Grand old Bourke
16 September 2007 Sunday Herald Sun
Ken Piesse
FRANCIS Bourke's recent 60th birthday was a rollicking affair with mates coming from everywhere, including the bush and interstate, to share the moment with him.
Many were former premiership teammates at Richmond and Bourke said the conversation was easy and animated.
"We just picked off where we'd last been. We share this bond, always have, always will," he said.
Having played in five flags in his 300-game career, Bourke said September had always been one of his happiest months and to win five and lose only one of his six Grand Finals was a privilege.
"We always put high expectations on ourselves and I don't think we entered any of them as underdogs," he said.
"It was always a joy to win them.
"Early on it was particularly exhilarating and exciting, but as I grew older and more responsible the pressure and sense of expectation ramped up.
"It took me a long time to handle that sort of pressure, but it's one of the few things you grow better at."
Bourke was on a wing in his first three flags, a frontliner in the most fabled centre line of all: Bourke, Bill Barrot and Dick Clay.
He said both were superb players, especially Barrot come finals.
"He was such an enigma. Go out to the Western Oval in the height of winter when it was eight or nine degrees and the ground was inch deep with mud, Billy wouldn't want to know," he said.
"But come September when the sun was shining and he was at the MCG in front of a big crowd, he was absolutely electrifying."
Bourke said playing on the wing in his day didn't carry the same responsibility as now.
"It wasn't such a game-turning position as was playing say at full-back or centre half-back," he said.
"If your man happened to get best on the ground, which happened to me (Carlton's Brian Quirk in 1969) we didn't necessarily lose.
"But if you're full-back and your man gets best man afield, you're history. It means he's kicked a bag and you've lost. That's where the pressure comes from."
Bourke said he was outplayed in the 1969 Grand Final, but the end result - Richmond by 25 points - was everything.
"Winning grand finals are one of the few things in your life where you can say: 'Well that's finished,' " he said.
"It's a closed book; as (another premiership Tiger) Michael Green would say to us: 'Time to move on.'
"Hopefully you've done well and contributed, but win or lose, it's over. In our case back then we'd been working since January. It was time to have a few weeks to yourself before it all started again."
The latest star of the popular Toyota Great Moments advertisements, Bourke said the last of his five flags, in 1980, was probably the most special.
"It was the time when my physical prowess had waned," he said.
"It was more about experience and doing the job.

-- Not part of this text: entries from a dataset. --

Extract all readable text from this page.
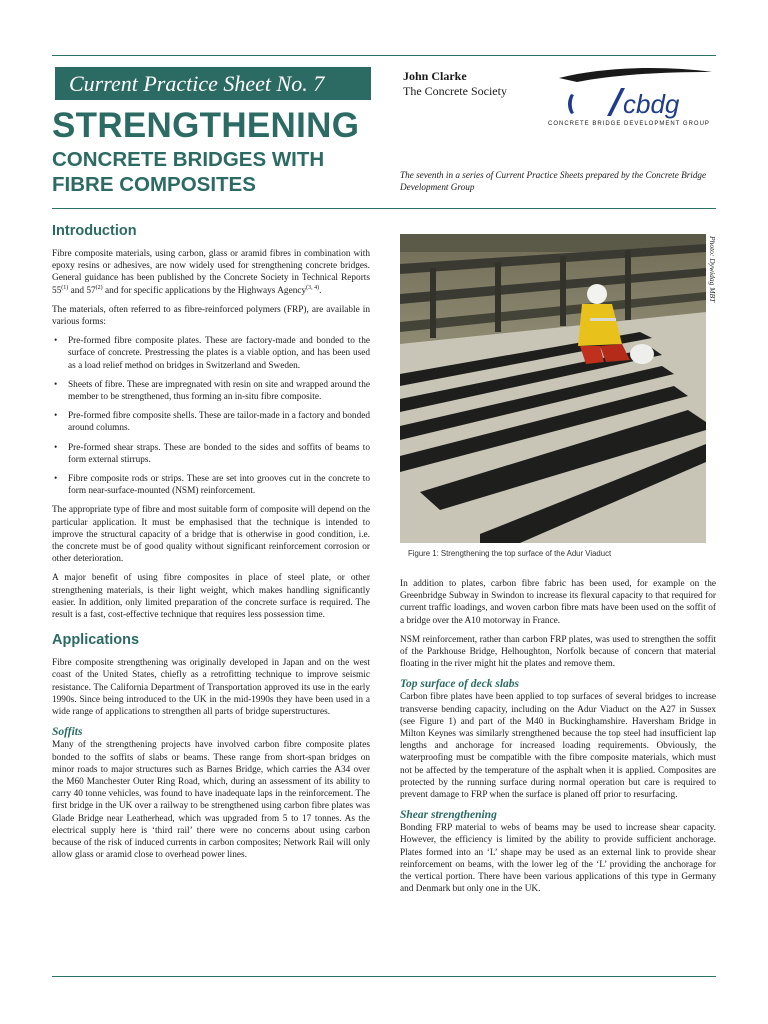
Current Practice Sheet No. 7
STRENGTHENING
CONCRETE BRIDGES WITH
FIBRE COMPOSITES
John Clarke
The Concrete Society	cbdg
CONCRETE BRIDGE DEVELOPMENT GROUP
The seventh in a series of Current Practice Sheets prepared by the Concrete Bridge Development Group
Introduction

Fibre composite materials, using carbon, glass or aramid fibres in combination with epoxy resins or adhesives, are now widely used for strengthening concrete bridges. General guidance has been published by the Concrete Society in Technical Reports 55$^{(1)}$ and 57$^{(2)}$ and for specific applications by the Highways Agency$^{(3, 4)}$.

The materials, often referred to as fibre-reinforced polymers (FRP), are available in various forms:

• Pre-formed fibre composite plates. These are factory-made and bonded to the surface of concrete. Prestressing the plates is a viable option, and has been used as a load relief method on bridges in Switzerland and Sweden.
• Sheets of fibre. These are impregnated with resin on site and wrapped around the member to be strengthened, thus forming an in-situ fibre composite.
• Pre-formed fibre composite shells. These are tailor-made in a factory and bonded around columns.
• Pre-formed shear straps. These are bonded to the sides and soffits of beams to form external stirrups.
• Fibre composite rods or strips. These are set into grooves cut in the concrete to form near-surface-mounted (NSM) reinforcement.

The appropriate type of fibre and most suitable form of composite will depend on the particular application. It must be emphasised that the technique is intended to improve the structural capacity of a bridge that is otherwise in good condition, i.e. the concrete must be of good quality without significant reinforcement corrosion or other deterioration.

A major benefit of using fibre composites in place of steel plate, or other strengthening materials, is their light weight, which makes handling significantly easier. In addition, only limited preparation of the concrete surface is required. The result is a fast, cost-effective technique that requires less possession time.

Applications

Fibre composite strengthening was originally developed in Japan and on the west coast of the United States, chiefly as a retrofitting technique to improve seismic resistance. The California Department of Transportation approved its use in the early 1990s. Since being introduced to the UK in the mid-1990s they have been used in a wide range of applications to strengthen all parts of bridge superstructures.

Soffits

Many of the strengthening projects have involved carbon fibre composite plates bonded to the soffits of slabs or beams. These range from short-span bridges on minor roads to major structures such as Barnes Bridge, which carries the A34 over the M60 Manchester Outer Ring Road, which, during an assessment of its ability to carry 40 tonne vehicles, was found to have inadequate laps in the reinforcement. The first bridge in the UK over a railway to be strengthened using carbon fibre plates was Glade Bridge near Leatherhead, which was upgraded from 5 to 17 tonnes. As the electrical supply here is ‘third rail’ there were no concerns about using carbon because of the risk of induced currents in carbon composites; Network Rail will only allow glass or aramid close to overhead power lines.

Photo: Dywidag MBT
Figure 1: Strengthening the top surface of the Adur Viaduct

In addition to plates, carbon fibre fabric has been used, for example on the Greenbridge Subway in Swindon to increase its flexural capacity to that required for current traffic loadings, and woven carbon fibre mats have been used on the soffit of a bridge over the A10 motorway in France.

NSM reinforcement, rather than carbon FRP plates, was used to strengthen the soffit of the Parkhouse Bridge, Helhoughton, Norfolk because of concern that material floating in the river might hit the plates and remove them.

Top surface of deck slabs

Carbon fibre plates have been applied to top surfaces of several bridges to increase transverse bending capacity, including on the Adur Viaduct on the A27 in Sussex (see Figure 1) and part of the M40 in Buckinghamshire. Haversham Bridge in Milton Keynes was similarly strengthened because the top steel had insufficient lap lengths and anchorage for increased loading requirements. Obviously, the waterproofing must be compatible with the fibre composite materials, which must not be affected by the temperature of the asphalt when it is applied. Composites are protected by the running surface during normal operation but care is required to prevent damage to FRP when the surface is planed off prior to resurfacing.

Shear strengthening

Bonding FRP material to webs of beams may be used to increase shear capacity. However, the efficiency is limited by the ability to provide sufficient anchorage. Plates formed into an ‘L’ shape may be used as an external link to provide shear reinforcement on beams, with the lower leg of the ‘L’ providing the anchorage for the vertical portion. There have been various applications of this type in Germany and Denmark but only one in the UK.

"Teams which win grand finals don't do it by accident. At that time we had very good leadership within the groups and a team within the team with people like Mick Malthouse and Emmett Dunne helping to marshal the younger ones like 'Smithy' (Terry Smith), (Greg) Strachan and Stephen Mount.

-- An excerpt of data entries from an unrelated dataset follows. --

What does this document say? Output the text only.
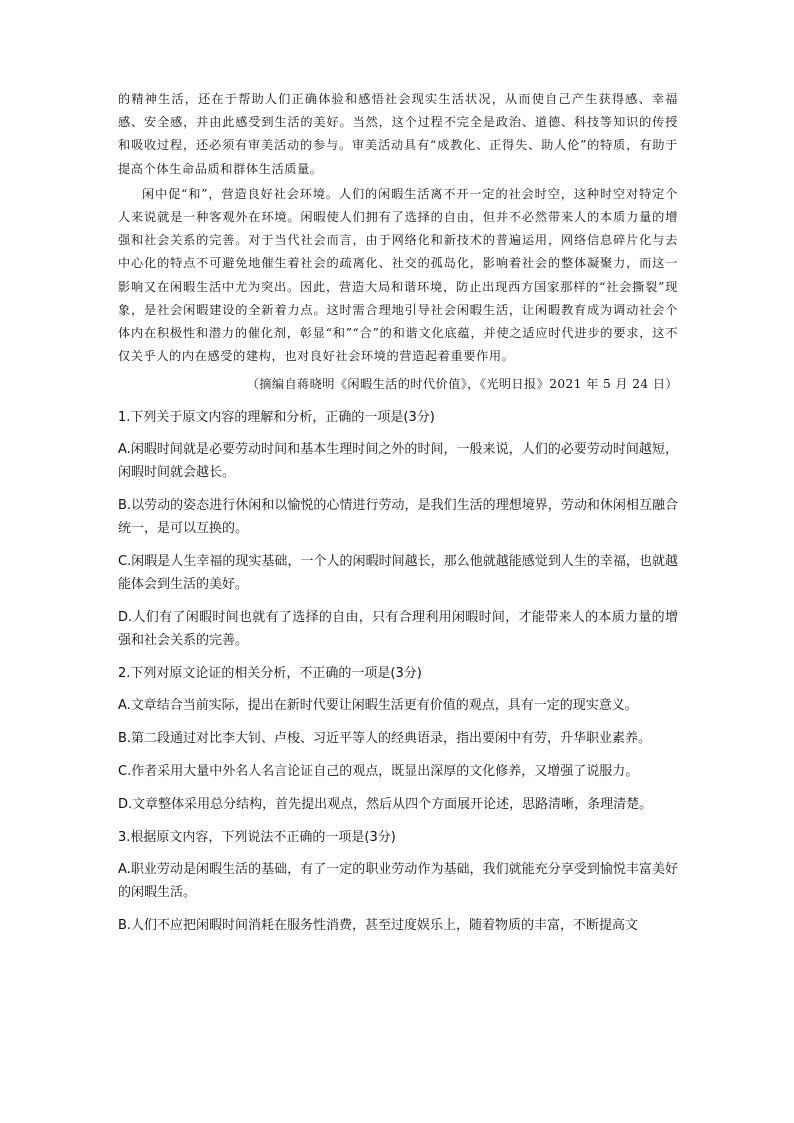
的精神生活，还在于帮助人们正确体验和感悟社会现实生活状况，从而使自己产生获得感、幸福感、安全感，并由此感受到生活的美好。当然，这个过程不完全是政治、道德、科技等知识的传授和吸收过程，还必须有审美活动的参与。审美活动具有“成教化、正得失、助人伦”的特质，有助于提高个体生命品质和群体生活质量。

闲中促“和”，营造良好社会环境。人们的闲暇生活离不开一定的社会时空，这种时空对特定个人来说就是一种客观外在环境。闲暇使人们拥有了选择的自由，但并不必然带来人的本质力量的增强和社会关系的完善。对于当代社会而言，由于网络化和新技术的普遍运用，网络信息碎片化与去中心化的特点不可避免地催生着社会的疏离化、社交的孤岛化，影响着社会的整体凝聚力，而这一影响又在闲暇生活中尤为突出。因此，营造大局和谐环境，防止出现西方国家那样的“社会撕裂”现象，是社会闲暇建设的全新着力点。这时需合理地引导社会闲暇生活，让闲暇教育成为调动社会个体内在积极性和潜力的催化剂，彰显“和”“合”的和谐文化底蕴，并使之适应时代进步的要求，这不仅关乎人的内在感受的建构，也对良好社会环境的营造起着重要作用。

（摘编自蒋晓明《闲暇生活的时代价值》，《光明日报》2021 年 5 月 24 日）
1.下列关于原文内容的理解和分析，正确的一项是(3分)
A.闲暇时间就是必要劳动时间和基本生理时间之外的时间，一般来说，人们的必要劳动时间越短，闲暇时间就会越长。
B.以劳动的姿态进行休闲和以愉悦的心情进行劳动，是我们生活的理想境界，劳动和休闲相互融合统一，是可以互换的。
C.闲暇是人生幸福的现实基础，一个人的闲暇时间越长，那么他就越能感觉到人生的幸福，也就越能体会到生活的美好。
D.人们有了闲暇时间也就有了选择的自由，只有合理利用闲暇时间，才能带来人的本质力量的增强和社会关系的完善。
2.下列对原文论证的相关分析，不正确的一项是(3分)
A.文章结合当前实际，提出在新时代要让闲暇生活更有价值的观点，具有一定的现实意义。
B.第二段通过对比李大钊、卢梭、习近平等人的经典语录，指出要闲中有劳，升华职业素养。
C.作者采用大量中外名人名言论证自己的观点，既显出深厚的文化修养，又增强了说服力。
D.文章整体采用总分结构，首先提出观点，然后从四个方面展开论述，思路清晰，条理清楚。
3.根据原文内容，下列说法不正确的一项是(3分)
A.职业劳动是闲暇生活的基础，有了一定的职业劳动作为基础，我们就能充分享受到愉悦丰富美好的闲暇生活。
B.人们不应把闲暇时间消耗在服务性消费，甚至过度娱乐上，随着物质的丰富，不断提高文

"We all looked after each other.
"It was a fantastic experience and a fantastic year. I reckon we oldies needed them more than they needed us. To win that year (1980) was like a dream come true.
"In my heart of hearts, I suspected my time in having another opportunity to be part of a premiership team was long gone."
Bourke said the back-to-back flag teams of 1973-74 were more of a relief than anything else.